Outsourcing companies are drivern by financial results, because they're run as a business. Internal departments can deliver the same without that commercial drive. I'd say, they have the benefit, as long as they can deliver the same quality - or better (which shoulkdn't really be a problem!).
The idea that IT believes that it needs to create profits off its “internal business” is in my view where the above model is problematic. No other part of an organization thinks like this. It’s also interesting that IT is the only one that grabbed the moniker of “service provider“ for itself as well as talks about itself as needing to be aligned with the business. IT is special – just not in the way it thinks.
With the unrelenting pace of change all around us, cloud computing, the obsolescence of many traditional IT jobs, the business’ need for greater agility in all areas of its operations, the fact that there never really was anything such as an IT-only project, are all pointing to a very different future for IT than one where it can see itself as and try to operate as a business within the business.
IT had ample opportunity over the past twenty years or so to have carved out its place following the model of operating as a business – it failed, miserably.
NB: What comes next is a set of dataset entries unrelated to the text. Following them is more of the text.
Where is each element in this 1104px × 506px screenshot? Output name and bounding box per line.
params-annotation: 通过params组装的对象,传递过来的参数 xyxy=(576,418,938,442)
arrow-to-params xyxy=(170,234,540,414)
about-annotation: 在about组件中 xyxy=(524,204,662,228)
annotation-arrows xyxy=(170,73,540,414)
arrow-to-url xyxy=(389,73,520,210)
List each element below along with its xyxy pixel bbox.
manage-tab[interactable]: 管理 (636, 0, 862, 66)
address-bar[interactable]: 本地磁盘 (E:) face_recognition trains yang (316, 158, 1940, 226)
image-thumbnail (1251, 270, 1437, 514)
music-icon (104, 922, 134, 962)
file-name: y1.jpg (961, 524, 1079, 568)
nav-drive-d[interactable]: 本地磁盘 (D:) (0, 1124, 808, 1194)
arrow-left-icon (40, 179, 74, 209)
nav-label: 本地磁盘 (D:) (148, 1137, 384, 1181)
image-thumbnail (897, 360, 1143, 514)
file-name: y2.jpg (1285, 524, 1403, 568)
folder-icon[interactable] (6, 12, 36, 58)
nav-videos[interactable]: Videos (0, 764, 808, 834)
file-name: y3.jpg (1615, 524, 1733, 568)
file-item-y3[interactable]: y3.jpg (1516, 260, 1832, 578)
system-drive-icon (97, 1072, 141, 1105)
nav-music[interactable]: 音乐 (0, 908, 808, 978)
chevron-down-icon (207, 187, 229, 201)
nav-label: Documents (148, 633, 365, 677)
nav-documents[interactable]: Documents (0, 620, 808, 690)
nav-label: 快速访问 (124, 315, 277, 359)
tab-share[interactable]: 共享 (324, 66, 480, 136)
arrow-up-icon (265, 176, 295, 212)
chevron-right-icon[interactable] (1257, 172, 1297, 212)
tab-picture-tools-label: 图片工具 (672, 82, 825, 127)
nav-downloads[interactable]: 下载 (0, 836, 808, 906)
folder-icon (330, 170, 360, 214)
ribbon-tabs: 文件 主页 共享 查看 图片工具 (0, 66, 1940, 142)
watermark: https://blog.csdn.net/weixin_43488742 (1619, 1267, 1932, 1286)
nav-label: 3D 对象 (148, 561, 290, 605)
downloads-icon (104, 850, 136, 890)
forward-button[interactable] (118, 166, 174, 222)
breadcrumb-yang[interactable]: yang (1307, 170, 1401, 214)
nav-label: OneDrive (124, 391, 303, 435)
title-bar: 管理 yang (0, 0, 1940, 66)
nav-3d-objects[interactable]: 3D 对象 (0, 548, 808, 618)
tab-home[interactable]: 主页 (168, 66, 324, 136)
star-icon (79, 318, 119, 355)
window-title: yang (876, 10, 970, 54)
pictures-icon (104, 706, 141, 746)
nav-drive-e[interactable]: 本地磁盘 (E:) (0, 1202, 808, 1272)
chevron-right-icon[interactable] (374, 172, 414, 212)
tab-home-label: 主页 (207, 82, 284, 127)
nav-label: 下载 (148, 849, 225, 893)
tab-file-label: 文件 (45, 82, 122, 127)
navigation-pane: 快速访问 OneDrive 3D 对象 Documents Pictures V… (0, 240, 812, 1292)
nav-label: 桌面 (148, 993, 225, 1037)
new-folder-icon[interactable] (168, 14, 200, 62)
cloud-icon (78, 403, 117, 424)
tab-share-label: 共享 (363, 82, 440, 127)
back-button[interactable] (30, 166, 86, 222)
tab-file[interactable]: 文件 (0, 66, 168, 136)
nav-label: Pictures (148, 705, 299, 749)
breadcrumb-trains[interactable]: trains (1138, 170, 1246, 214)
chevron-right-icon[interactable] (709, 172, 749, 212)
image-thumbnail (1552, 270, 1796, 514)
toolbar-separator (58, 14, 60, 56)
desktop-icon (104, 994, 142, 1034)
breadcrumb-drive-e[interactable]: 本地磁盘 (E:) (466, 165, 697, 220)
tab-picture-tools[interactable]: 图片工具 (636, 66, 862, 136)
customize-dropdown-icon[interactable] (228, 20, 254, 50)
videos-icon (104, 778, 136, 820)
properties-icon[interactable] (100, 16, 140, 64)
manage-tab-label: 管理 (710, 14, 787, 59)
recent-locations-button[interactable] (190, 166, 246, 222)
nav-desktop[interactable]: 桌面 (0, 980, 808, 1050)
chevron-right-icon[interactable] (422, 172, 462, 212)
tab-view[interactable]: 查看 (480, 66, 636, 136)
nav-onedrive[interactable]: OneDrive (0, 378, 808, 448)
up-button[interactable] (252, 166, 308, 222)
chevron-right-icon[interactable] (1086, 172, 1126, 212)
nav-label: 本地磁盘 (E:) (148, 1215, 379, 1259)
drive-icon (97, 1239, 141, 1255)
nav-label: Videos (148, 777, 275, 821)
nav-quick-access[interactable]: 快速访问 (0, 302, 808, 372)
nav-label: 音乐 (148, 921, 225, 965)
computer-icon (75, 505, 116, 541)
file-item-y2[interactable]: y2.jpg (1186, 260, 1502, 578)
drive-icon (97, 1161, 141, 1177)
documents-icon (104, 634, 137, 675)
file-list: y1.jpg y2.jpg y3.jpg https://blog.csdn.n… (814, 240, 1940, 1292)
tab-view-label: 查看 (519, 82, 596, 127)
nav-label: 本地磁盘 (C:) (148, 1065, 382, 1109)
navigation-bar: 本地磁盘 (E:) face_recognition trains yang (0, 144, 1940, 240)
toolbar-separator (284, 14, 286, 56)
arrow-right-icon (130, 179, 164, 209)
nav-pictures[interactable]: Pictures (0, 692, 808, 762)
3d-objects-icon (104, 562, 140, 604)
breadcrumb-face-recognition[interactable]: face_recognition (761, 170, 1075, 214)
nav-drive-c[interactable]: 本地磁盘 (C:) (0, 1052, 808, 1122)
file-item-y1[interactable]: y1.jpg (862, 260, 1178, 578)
Many organizations today are looking to blur the lines between its different organizational groups, to flatten their operating models, and to have everyone (not just IT) be driven daily by and responding to new business capability needs – as a cohesive working force – not as IT, and HR, and Finance, and Marketing, etc , all operating in their own little worlds.
Outside-in is a good way of thinking – but that starts with the real customers/clients of the organization and works its way backwards through all of the internal groups to define their value delivery contribution. Again, when it is too internally focused, it can become skewed – you need to know WHY you are doing what you are doing and if it can't be related in some way to the customers/clients then you should question why you are doing it. There has to be a level of connectedness throughout the whole of an organization – all parts operating in synchronicity towards its goals while remaining adaptive and supportive of the organization's reason for being.
When IT tries to operate as a business, its drivers and motivators can easily become skewed towards what is best for IT and less so on what is best for the rest of the organization.
So in my opinion, over the coming years, the pressure on IT will be to become far less apart from the rest of organization, as opposed to more so, by trying to operate itself as a business and as a separate profit-centre.
Jan, I did not write those things ;)
The internal IT should work with the business and have same goals as the business. The model should be a partnership.
I think outsourced IT can be better in some ways, a lot depends on the business needs. If the business just needs some standard solutions, outsourcing is probably the right answer.
My point is that the value of having an internal IT is that you may have more flexibility in the relationship. A customer - vendor relationship is a barrier. I suppose that a really good outsourcing service provider can act as a business partner but it is not that common.
@Aale - so an internal IT department should NOT take accountability for their services?
They should NOT make sure they can deliver the best service at the lowest price, in the shortest time-to-market?
They should NOT be the best party to understand the business processes?
In general: do you think outsourced IT delivers better value to the business than IT delivered by an internal department?
I think that the moment internal IT starts to act like a business it is time to ousource it. Professional companies will be more efficient than an internal IT trying to play professional.
The strength of the internal IT is that it does NOT run IT as a business.